What the Americans say is, when you get a chance like that, you should run with it. How fast can you run, hey?”

  “I don’t know. I’ll find out, though, won’t I?” Dizzily, Istvan followed Captain Kovacs into the camp’s administrative center. The officer had exaggerated. There couldn’t have been more than half a million forms. Some were in French, the large majority in English. Istvan read neither. For a while, Kovacs translated for him. Then Istvan threw his hands in the air. “The hell with it!” he said, and signed and signed without worrying about what he was signing.

  “That one you just put your name on says you owe me a hundred thousand dollars,” Kovacs said.

  “Good luck!” Istvan turned out his pockets. “I’ve got, uh, fifty francs here, and ten forints from when I was captured. I forgot all about those.” He shoved the money at Kovacs. “All yours, if you want it.”

  “You need it worse than I do,” Imre Kovacs said, “not that you’ll be able to exchange the forints. Is there anything back at the barracks you have to have?”
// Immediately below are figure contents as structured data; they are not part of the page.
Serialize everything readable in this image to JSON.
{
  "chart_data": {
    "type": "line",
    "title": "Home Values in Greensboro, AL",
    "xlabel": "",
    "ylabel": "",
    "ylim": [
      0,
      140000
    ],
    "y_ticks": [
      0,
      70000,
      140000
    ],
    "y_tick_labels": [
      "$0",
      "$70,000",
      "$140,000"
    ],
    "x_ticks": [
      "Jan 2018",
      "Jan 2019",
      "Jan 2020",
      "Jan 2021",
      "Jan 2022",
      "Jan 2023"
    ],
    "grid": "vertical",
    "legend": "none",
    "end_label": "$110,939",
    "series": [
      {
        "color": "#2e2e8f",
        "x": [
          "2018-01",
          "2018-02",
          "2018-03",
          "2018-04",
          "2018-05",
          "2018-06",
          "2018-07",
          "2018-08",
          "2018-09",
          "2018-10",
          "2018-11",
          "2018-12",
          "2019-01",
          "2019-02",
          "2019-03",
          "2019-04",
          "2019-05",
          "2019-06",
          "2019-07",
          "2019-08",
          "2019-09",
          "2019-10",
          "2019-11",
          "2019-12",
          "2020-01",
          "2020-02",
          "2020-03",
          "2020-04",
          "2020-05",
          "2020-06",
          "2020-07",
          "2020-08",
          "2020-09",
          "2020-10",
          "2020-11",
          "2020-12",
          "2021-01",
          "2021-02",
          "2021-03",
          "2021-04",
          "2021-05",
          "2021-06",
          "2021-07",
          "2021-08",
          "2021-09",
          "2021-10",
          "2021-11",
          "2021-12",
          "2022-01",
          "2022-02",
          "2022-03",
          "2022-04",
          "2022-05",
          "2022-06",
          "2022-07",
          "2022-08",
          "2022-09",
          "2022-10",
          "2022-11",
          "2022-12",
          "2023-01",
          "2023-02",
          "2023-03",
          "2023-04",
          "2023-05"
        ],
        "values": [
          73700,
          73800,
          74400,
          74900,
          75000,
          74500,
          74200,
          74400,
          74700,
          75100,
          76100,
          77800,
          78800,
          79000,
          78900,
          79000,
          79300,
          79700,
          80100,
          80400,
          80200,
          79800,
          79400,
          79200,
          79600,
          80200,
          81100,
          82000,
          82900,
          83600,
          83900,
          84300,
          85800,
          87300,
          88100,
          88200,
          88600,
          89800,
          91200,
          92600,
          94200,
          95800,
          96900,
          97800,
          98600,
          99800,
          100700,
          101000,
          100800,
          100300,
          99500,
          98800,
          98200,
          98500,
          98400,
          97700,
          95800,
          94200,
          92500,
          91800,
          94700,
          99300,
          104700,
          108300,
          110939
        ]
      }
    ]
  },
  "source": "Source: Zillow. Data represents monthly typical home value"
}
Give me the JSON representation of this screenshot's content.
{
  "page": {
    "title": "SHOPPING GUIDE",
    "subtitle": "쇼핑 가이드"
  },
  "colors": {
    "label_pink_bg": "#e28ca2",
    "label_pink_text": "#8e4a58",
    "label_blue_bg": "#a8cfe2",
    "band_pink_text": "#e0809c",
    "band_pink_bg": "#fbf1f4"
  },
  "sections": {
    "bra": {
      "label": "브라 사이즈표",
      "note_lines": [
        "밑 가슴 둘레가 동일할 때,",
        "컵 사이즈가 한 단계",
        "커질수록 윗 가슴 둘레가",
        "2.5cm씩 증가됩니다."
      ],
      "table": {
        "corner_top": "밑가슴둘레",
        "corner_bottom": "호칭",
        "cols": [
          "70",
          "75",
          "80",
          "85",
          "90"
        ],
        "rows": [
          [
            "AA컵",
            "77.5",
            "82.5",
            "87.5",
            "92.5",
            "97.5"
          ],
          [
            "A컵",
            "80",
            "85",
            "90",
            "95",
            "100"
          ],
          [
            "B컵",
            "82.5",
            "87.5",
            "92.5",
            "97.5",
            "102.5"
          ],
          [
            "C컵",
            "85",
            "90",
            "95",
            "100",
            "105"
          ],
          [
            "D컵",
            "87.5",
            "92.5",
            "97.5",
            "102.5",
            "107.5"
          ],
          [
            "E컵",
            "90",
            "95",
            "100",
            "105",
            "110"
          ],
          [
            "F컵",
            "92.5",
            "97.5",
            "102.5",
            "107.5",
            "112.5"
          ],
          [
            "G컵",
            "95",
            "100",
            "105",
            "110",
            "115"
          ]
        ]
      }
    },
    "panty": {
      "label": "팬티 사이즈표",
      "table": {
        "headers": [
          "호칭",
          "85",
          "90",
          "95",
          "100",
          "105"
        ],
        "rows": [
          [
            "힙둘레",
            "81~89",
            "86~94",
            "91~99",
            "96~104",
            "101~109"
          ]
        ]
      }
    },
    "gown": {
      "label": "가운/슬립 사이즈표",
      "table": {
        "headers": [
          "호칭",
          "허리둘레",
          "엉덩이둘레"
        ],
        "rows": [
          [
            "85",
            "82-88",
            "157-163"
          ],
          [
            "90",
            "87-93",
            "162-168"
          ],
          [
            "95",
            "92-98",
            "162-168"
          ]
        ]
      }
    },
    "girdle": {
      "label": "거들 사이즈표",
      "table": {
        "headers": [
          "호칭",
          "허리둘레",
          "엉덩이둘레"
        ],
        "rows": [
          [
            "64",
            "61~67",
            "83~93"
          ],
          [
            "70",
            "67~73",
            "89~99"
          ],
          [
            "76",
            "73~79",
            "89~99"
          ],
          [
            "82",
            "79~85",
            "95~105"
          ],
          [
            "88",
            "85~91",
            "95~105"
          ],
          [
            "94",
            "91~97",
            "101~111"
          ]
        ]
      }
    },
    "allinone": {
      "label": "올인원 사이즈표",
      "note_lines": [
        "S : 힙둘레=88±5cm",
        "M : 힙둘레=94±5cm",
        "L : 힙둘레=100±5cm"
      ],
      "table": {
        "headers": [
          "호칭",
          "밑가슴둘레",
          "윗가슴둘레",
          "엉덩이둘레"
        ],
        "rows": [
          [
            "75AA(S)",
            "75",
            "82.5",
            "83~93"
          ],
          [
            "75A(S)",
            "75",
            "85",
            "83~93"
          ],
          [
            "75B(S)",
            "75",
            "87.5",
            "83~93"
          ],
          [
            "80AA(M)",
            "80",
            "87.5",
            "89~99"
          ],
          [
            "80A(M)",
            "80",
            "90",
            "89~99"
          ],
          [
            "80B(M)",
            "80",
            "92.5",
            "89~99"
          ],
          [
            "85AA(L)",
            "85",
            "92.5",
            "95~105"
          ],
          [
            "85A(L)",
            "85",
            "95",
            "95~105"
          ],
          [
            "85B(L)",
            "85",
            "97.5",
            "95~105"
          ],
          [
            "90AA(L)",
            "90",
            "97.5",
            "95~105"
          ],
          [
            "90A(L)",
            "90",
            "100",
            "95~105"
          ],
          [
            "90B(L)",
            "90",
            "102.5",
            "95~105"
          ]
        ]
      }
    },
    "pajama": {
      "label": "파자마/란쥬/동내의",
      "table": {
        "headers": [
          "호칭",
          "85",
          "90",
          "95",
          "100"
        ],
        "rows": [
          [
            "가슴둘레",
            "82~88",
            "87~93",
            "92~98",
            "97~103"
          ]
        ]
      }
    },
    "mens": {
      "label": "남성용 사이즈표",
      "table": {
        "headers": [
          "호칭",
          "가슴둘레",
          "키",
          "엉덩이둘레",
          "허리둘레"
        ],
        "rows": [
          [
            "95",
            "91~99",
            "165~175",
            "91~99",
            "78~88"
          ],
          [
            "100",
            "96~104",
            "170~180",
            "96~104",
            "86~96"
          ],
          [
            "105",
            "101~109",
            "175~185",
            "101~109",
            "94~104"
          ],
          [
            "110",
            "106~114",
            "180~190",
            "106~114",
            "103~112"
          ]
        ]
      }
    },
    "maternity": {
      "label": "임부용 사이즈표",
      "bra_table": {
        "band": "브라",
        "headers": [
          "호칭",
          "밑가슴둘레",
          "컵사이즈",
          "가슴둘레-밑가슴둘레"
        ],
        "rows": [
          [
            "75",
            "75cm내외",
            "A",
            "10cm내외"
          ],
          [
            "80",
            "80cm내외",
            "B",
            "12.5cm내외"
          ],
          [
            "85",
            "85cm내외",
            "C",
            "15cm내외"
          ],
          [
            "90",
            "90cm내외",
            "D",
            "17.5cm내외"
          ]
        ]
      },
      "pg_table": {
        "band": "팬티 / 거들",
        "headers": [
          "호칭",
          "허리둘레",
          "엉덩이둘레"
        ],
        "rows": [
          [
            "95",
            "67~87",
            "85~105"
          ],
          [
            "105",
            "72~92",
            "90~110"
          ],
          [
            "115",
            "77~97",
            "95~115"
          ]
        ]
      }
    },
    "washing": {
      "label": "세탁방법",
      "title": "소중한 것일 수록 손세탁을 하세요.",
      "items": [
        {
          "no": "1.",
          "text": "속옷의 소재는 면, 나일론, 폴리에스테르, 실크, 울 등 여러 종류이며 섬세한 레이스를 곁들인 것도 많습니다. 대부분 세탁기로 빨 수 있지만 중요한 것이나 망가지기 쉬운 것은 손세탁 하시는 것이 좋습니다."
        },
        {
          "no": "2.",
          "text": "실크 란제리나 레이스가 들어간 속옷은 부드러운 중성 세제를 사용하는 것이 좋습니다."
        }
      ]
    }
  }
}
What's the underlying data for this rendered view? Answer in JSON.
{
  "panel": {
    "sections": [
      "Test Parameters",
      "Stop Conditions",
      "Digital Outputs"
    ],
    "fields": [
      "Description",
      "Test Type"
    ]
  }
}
  “No.” Istvan shook his head. He wouldn’t have minded grabbing his football boots, but he decided breaking clean was better. He’d have too much explaining to do if he went back in there again.

  “Good. Let’s get to the bottom of this stack, then.”

  At last, Istvan did. Kovacs led him to an American truck newer than but otherwise not much different from the ones the Hungarian People’s Army used. Already in it were a couple of Poles, a Czech, and an East German. They talked among themselves in variously accented Deutsch.

  The truck rumbled away. It went…in whatever direction it went. After a couple of hours, it stopped at an airfield. A German-speaking American steered the liberated POWs to a beat-up C-54. The only other planes Istvan had seen up close were fighters attacking him. He’d never gone inside one before.

  When the engines roared to full throttle, his ears cringed. The transport rumbled down the runway and took off. I’m going to a whole new world, he thought, and then, No. I’m going to the New World.